Additional Changes to the Federal Student Loan Program

Alongside the increased autopay discount, the federal government’s “Big Beautiful Bill” has introduced several new changes to the student loan repayment process. Starting July 1, 2026, new borrowers will have to choose between a standard repayment plan or the income-based Repayment Assistance Plan (RAP).

The RAP replaces previous income-driven repayment plans and extends the repayment period to 30 years before the remaining loan balance is forgiven. This is an increase from the previous 20 or 25 years under older plans. Borrowers with existing loans can continue with their current repayment plans if they choose.

Other changes include new caps on federal student loans, restrictions on Pell Grants, and limits on loan forbearance. The Trump administration has also announced new restrictions on the Public Service Loan Forgiveness (PSLF) program, which will affect borrowers working at nonprofits that do not align with the government’s policy agenda.

The Broader Impact of Student Loan Reforms

The Trump administration has taken a firm stance on student loan policies, with Education Secretary Linda McMahon stating, “American taxpayers will no longer be forced to serve as collateral for irresponsible student loan policies.” The administration has also moved the federal student loan portfolio to the Small Business Administration, although most loan activity remains under the Education Department.

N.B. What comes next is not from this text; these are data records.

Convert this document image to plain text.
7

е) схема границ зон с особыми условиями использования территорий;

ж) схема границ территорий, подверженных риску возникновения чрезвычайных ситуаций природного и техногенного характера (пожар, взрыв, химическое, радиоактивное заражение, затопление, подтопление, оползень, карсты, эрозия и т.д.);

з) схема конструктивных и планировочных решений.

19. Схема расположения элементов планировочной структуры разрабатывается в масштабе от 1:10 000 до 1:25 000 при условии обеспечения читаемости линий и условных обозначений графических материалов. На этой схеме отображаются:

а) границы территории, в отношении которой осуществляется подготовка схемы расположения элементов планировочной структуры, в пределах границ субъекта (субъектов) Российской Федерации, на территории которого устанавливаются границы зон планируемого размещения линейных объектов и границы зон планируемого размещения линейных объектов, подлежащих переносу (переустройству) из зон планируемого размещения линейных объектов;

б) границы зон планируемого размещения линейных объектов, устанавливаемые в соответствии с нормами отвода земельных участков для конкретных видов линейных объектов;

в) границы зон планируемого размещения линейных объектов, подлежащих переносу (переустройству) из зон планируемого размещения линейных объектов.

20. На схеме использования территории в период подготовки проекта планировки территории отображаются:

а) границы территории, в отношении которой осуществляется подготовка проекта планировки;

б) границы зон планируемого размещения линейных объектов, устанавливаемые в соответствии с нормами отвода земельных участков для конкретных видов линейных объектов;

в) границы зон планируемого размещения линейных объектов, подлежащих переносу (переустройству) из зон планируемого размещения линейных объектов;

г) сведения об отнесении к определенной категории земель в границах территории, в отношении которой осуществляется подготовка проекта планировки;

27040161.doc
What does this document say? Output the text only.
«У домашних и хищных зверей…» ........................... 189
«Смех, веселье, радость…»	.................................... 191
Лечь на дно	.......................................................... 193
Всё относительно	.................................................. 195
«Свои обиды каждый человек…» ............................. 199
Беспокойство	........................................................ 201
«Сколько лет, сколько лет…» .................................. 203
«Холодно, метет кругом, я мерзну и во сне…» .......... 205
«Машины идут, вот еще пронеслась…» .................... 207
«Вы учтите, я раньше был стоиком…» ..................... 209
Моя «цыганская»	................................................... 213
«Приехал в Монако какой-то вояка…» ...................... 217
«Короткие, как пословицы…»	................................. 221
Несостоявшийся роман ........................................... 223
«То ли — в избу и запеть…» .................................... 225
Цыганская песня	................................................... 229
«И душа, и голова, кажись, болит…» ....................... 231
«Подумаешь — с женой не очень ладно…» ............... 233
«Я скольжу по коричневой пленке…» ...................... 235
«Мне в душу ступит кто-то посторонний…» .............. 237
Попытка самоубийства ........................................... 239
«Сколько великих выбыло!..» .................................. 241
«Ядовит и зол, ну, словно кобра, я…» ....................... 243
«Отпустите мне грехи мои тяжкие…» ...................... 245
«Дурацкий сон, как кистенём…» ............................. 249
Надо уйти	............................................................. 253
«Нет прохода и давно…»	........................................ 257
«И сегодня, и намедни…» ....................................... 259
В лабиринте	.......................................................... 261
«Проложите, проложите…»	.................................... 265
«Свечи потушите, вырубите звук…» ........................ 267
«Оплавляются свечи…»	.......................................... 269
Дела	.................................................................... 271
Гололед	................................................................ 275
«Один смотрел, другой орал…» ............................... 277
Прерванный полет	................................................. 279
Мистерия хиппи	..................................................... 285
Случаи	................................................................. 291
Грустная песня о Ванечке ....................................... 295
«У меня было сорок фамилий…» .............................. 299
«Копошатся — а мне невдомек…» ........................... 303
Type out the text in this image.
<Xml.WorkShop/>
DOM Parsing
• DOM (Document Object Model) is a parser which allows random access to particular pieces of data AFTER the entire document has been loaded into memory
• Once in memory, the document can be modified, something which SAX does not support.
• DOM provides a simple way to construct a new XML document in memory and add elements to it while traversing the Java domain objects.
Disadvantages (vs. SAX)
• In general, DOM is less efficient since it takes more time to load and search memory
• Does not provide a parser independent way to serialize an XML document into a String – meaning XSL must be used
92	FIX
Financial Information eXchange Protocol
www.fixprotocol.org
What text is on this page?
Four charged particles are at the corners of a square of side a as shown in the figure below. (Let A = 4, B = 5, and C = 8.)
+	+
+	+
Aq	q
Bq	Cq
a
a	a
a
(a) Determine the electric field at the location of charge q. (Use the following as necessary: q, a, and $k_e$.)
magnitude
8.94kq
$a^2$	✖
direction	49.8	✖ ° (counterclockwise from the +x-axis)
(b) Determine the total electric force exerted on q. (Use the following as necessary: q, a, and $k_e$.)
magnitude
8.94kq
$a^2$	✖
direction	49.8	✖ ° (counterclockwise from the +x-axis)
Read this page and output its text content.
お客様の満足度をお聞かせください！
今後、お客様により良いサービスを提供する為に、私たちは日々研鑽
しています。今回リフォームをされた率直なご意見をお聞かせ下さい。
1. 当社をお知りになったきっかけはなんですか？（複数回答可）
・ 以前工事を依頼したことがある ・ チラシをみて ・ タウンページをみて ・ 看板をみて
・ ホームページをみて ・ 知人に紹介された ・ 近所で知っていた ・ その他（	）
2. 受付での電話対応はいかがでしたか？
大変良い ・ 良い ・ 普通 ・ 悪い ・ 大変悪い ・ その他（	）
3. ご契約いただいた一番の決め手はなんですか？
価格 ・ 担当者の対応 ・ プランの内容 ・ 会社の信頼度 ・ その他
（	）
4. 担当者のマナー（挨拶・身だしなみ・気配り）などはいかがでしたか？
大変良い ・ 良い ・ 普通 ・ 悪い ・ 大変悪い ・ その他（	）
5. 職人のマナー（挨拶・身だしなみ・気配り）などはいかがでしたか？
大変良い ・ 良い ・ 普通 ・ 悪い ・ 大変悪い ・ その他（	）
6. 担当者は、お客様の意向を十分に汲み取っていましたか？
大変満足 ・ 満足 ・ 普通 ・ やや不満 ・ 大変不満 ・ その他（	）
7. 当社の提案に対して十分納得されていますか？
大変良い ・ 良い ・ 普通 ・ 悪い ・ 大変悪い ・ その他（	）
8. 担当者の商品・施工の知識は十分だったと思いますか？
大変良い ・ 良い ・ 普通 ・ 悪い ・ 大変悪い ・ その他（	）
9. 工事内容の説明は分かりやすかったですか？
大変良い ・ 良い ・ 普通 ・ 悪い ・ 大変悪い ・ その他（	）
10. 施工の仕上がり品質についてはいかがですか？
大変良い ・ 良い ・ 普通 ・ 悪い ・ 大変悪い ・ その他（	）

Debt collections on defaulted student loans resumed last year, impacting millions of borrowers. The Education Department has also started garnishing wages and reporting delinquencies to credit bureaus, which can significantly affect borrowers’ credit scores.

For borrowers enrolled in the SAVE plan, the transition to new repayment options will begin on July 1, 2026. Those who do not act will be automatically placed in the standard repayment plan, which has fixed payments over 10 years. The new RAP offers a more flexible approach, with monthly payments tied to income ranging from 1% to 10% of earnings.

As the student loan landscape continues to evolve, borrowers must stay informed about these changes and take advantage of available benefits, such as the increased autopay discount. By doing so, they can better manage their debt and work towards financial stability.